U.S. sees debt, deficit everywhere one year after economic crisis
www.chinaview.cn 2009-09-24 15:08:57   Print

    WASHINGTON, Sept. 23 (Xinhua) -- One week before the U.S. fiscal year 2009 ends on Sept. 30, top U.S. officials may not volunteer the unsettling news on the federal budget deficit and America's record-breaking public debt at the G20 Summit in Pittsburgh.

    According to the White House's own estimate, the federal government's deficit for the fiscal year 2009 would reach 1.84 trillion U.S. dollars, roughly 13 percent of the estimated GDP. This would be the highest level since 1945 when the United States was involved in a world war.

    The total amount of national debt will reach nearly 13 trillion dollars - an almost unimaginable number that is bigger than every country's annual GDP except that of the United States.

    The debt to GDP ratio rose sharply from 70 percent in 2008 to over 90 percent this year, and is still growing. By contrast, China's debt to GDP ratio is below 20 percent.

    Some Americans contend that since the U.S. economy is much larger than that of any other country in the world, it doesn't need to worry a lot about the accumulation of public debt. But William Gale, budget deficit expert at the Brookings Institution, begs to differ.

    In a paper he wrote earlier this summer, Gale argued that both deficit and debt-to-GDP ratio were projected to be at "unsustainable" levels in the next decade, even if "everything goes the way the Obama administration wants and the economy recovers and grows steadily" for the next 10 years.

    He forecasts federal deficit to be at 5.5 percent of GDP, an "extremely high figure," and public debt at 82 percent of GDP by 2019.

    But it doesn't stop at the federal level. According to the Center on Budget and Policy Priorities, a non-partisan research group based in Washington DC, 48 out of the 50 U.S. states expected deficits in the fiscal year 2010, totaling 160 billion dollars.

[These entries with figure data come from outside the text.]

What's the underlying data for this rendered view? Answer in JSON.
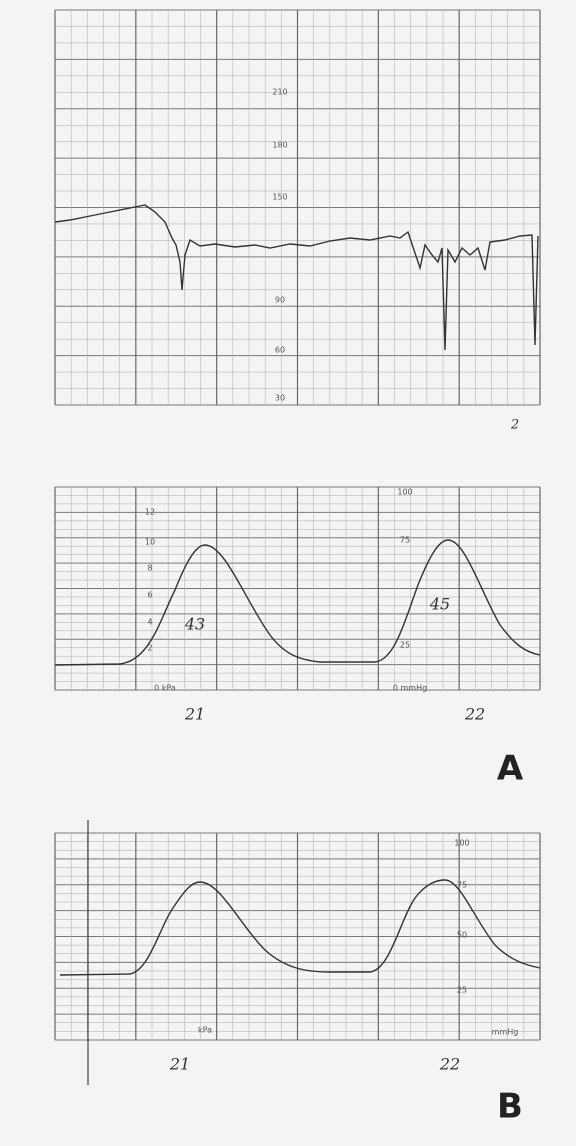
{
  "panel_top": {
    "scale": [
      "210",
      "180",
      "150",
      "90",
      "60",
      "30"
    ],
    "note": "2"
  },
  "panel_a": {
    "left_scale": [
      "12",
      "10",
      "8",
      "6",
      "4",
      "2"
    ],
    "left_unit": "0 kPa",
    "right_scale": [
      "100",
      "75",
      "25"
    ],
    "right_unit": "0 mmHg",
    "marks": [
      "43",
      "45"
    ],
    "times": [
      "21",
      "22"
    ],
    "label": "A"
  },
  "panel_b": {
    "right_scale": [
      "100",
      "75",
      "50",
      "25"
    ],
    "left_unit": "kPa",
    "right_unit": "mmHg",
    "times": [
      "21",
      "22"
    ],
    "label": "B"
  }
}
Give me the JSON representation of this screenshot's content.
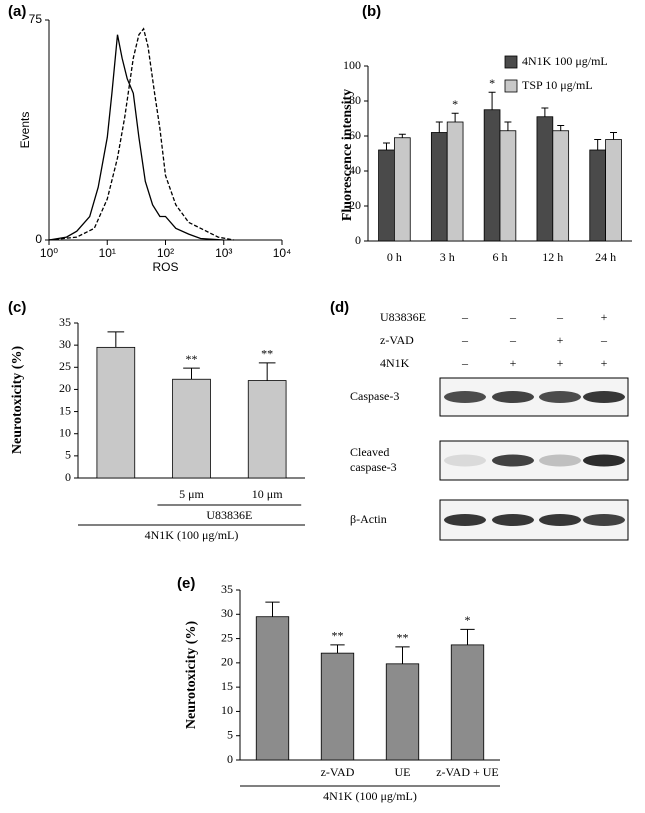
{
  "chart_data": [
    {
      "type": "line",
      "panel_label": "(a)",
      "xlabel": "ROS",
      "ylabel": "Events",
      "log_x": true,
      "xlim": [
        1,
        10000
      ],
      "xticks": [
        {
          "value": 1,
          "label": "10⁰"
        },
        {
          "value": 10,
          "label": "10¹"
        },
        {
          "value": 100,
          "label": "10²"
        },
        {
          "value": 1000,
          "label": "10³"
        },
        {
          "value": 10000,
          "label": "10⁴"
        }
      ],
      "ylim": [
        0,
        75
      ],
      "yticks": [
        0,
        75
      ],
      "series": [
        {
          "style": "solid",
          "color": "#000000",
          "x": [
            1,
            2,
            3,
            5,
            7,
            10,
            12,
            15,
            18,
            22,
            28,
            35,
            45,
            60,
            80,
            100,
            150,
            250,
            400,
            1000
          ],
          "values": [
            0,
            1,
            3,
            8,
            18,
            35,
            50,
            70,
            62,
            55,
            50,
            35,
            20,
            12,
            8,
            8,
            4,
            2,
            0.5,
            0
          ]
        },
        {
          "style": "dashed",
          "color": "#000000",
          "x": [
            1,
            3,
            6,
            10,
            15,
            20,
            28,
            35,
            42,
            50,
            65,
            80,
            100,
            150,
            250,
            400,
            800,
            1500
          ],
          "values": [
            0,
            1,
            4,
            14,
            28,
            42,
            62,
            70,
            72,
            66,
            50,
            38,
            22,
            12,
            6,
            4,
            1,
            0
          ]
        }
      ]
    },
    {
      "type": "bar",
      "panel_label": "(b)",
      "ylabel": "Fluorescence intensity",
      "categories": [
        "0 h",
        "3 h",
        "6 h",
        "12 h",
        "24 h"
      ],
      "ylim": [
        0,
        100
      ],
      "yticks": [
        0,
        20,
        40,
        60,
        80,
        100
      ],
      "legend": "upper right",
      "series": [
        {
          "name": "4N1K 100 μg/mL",
          "color": "#4a4a4a",
          "values": [
            52,
            62,
            75,
            71,
            52
          ],
          "errors": [
            4,
            6,
            10,
            5,
            6
          ],
          "annotations": [
            null,
            null,
            "*",
            null,
            null
          ]
        },
        {
          "name": "TSP 10 μg/mL",
          "color": "#c8c8c8",
          "values": [
            59,
            68,
            63,
            63,
            58
          ],
          "errors": [
            2,
            5,
            5,
            3,
            4
          ],
          "annotations": [
            null,
            "*",
            null,
            null,
            null
          ]
        }
      ]
    },
    {
      "type": "bar",
      "panel_label": "(c)",
      "ylabel": "Neurotoxicity (%)",
      "categories": [
        null,
        "5 μm",
        "10 μm"
      ],
      "ylim": [
        0,
        35
      ],
      "yticks": [
        0,
        5,
        10,
        15,
        20,
        25,
        30,
        35
      ],
      "color": "#c8c8c8",
      "values": [
        29.5,
        22.3,
        22.0
      ],
      "errors": [
        3.5,
        2.5,
        4
      ],
      "annotations": [
        null,
        "**",
        "**"
      ],
      "group_labels": [
        "U83836E",
        "4N1K (100 μg/mL)"
      ]
    },
    {
      "type": "bar",
      "panel_label": "(e)",
      "ylabel": "Neurotoxicity (%)",
      "categories": [
        null,
        "z-VAD",
        "UE",
        "z-VAD + UE"
      ],
      "ylim": [
        0,
        35
      ],
      "yticks": [
        0,
        5,
        10,
        15,
        20,
        25,
        30,
        35
      ],
      "color": "#8c8c8c",
      "values": [
        29.5,
        22.0,
        19.8,
        23.7
      ],
      "errors": [
        3,
        1.7,
        3.5,
        3.2
      ],
      "annotations": [
        null,
        "**",
        "**",
        "*"
      ],
      "group_labels": [
        "4N1K (100 μg/mL)"
      ]
    }
  ],
  "blot": {
    "panel_label": "(d)",
    "treatments": [
      {
        "name": "U83836E",
        "signs": [
          "–",
          "–",
          "–",
          "+"
        ]
      },
      {
        "name": "z-VAD",
        "signs": [
          "–",
          "–",
          "+",
          "–"
        ]
      },
      {
        "name": "4N1K",
        "signs": [
          "–",
          "+",
          "+",
          "+"
        ]
      }
    ],
    "bands": [
      [
        "Caspase-3"
      ],
      [
        "Cleaved",
        "caspase-3"
      ],
      [
        "β-Actin"
      ]
    ]
  }
}
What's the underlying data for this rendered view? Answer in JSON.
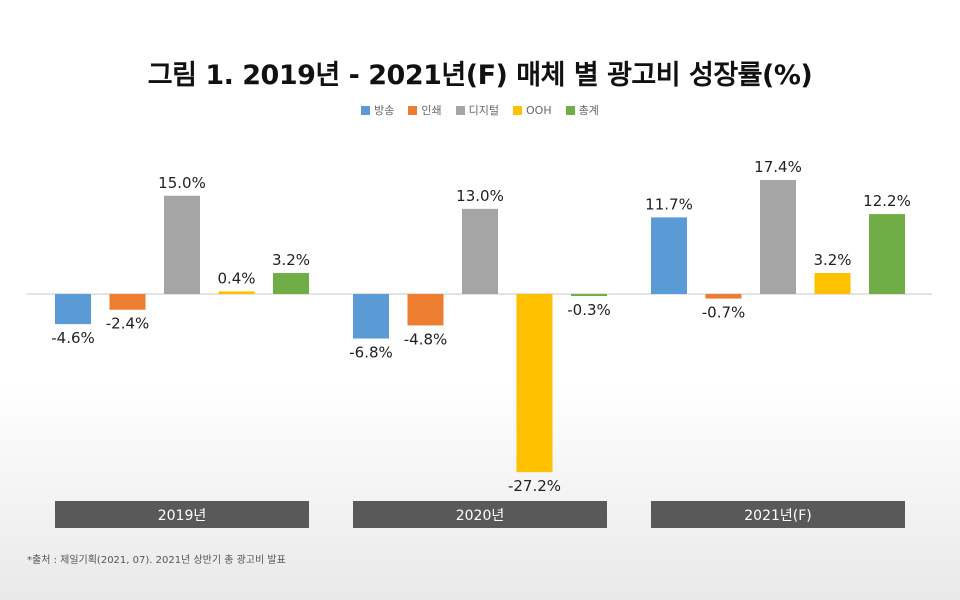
{
  "chart_data": {
    "type": "bar",
    "title": "그림 1. 2019년 - 2021년(F) 매체 별 광고비 성장률(%)",
    "categories": [
      "2019년",
      "2020년",
      "2021년(F)"
    ],
    "series": [
      {
        "name": "방송",
        "color": "#5b9bd5",
        "values": [
          -4.6,
          -6.8,
          11.7
        ],
        "labels": [
          "-4.6%",
          "-6.8%",
          "11.7%"
        ]
      },
      {
        "name": "인쇄",
        "color": "#ed7d31",
        "values": [
          -2.4,
          -4.8,
          -0.7
        ],
        "labels": [
          "-2.4%",
          "-4.8%",
          "-0.7%"
        ]
      },
      {
        "name": "디지털",
        "color": "#a5a5a5",
        "values": [
          15.0,
          13.0,
          17.4
        ],
        "labels": [
          "15.0%",
          "13.0%",
          "17.4%"
        ]
      },
      {
        "name": "OOH",
        "color": "#ffc000",
        "values": [
          0.4,
          -27.2,
          3.2
        ],
        "labels": [
          "0.4%",
          "-27.2%",
          "3.2%"
        ]
      },
      {
        "name": "총계",
        "color": "#70ad47",
        "values": [
          3.2,
          -0.3,
          12.2
        ],
        "labels": [
          "3.2%",
          "-0.3%",
          "12.2%"
        ]
      }
    ],
    "legend_position": "top-center",
    "grid": false
  },
  "source_note": "*출처 : 제일기획(2021, 07). 2021년 상반기 총 광고비 발표",
  "colors": {
    "category_box": "#595959",
    "axis": "#c8c8c8"
  }
}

    Analysts have cited the mounting unemployment rate and a decrease in tax income due to the weak economy as reasons for anticipating state governments' financial woes.

    Unlike the federal government, state governments are required to balance their budgets by law. Robert Egger, founder of the well-known non-profit organization DC Central Kitchen in Washington DC, said that means local governments either have to raise taxes, or use their reserve funds, or cut funding and services.

    "For non-profits all over America, whether they are services at the kitchen or anything, art galleries, hospitals, it's very difficult," Egger said.

    Egger's organization prepares 4,500 meals everyday for homeless persons in the Washington DC area. The District of Columbia government is one of its major donors. Fear of government funding cuts prompted Egger to run his non-for-profit organization like a business, with 50-60 percent of the operational cost coming from profits generated by the services it provides for a fee.

    "What we try to do is so that it never would really cripple us ,if the government couldn't fund next year," Egger said.

    The government of the District of Columbia cut 110 million dollars in spending for the fiscal year 2009 in order to meet budgeting responsibilities. According to the DC Fiscal Policy Institute, nearly 50 percent of the cuts were to programs that serve or would serve low-income residents and families, who need these public programs most.

    Egger said economic issues including deficit and unemployment would dominate America's political landscape next year, when not only congressmen and senators are going through the 2010 mid-term election, but 37 states and scores of cities will elect governors and mayors.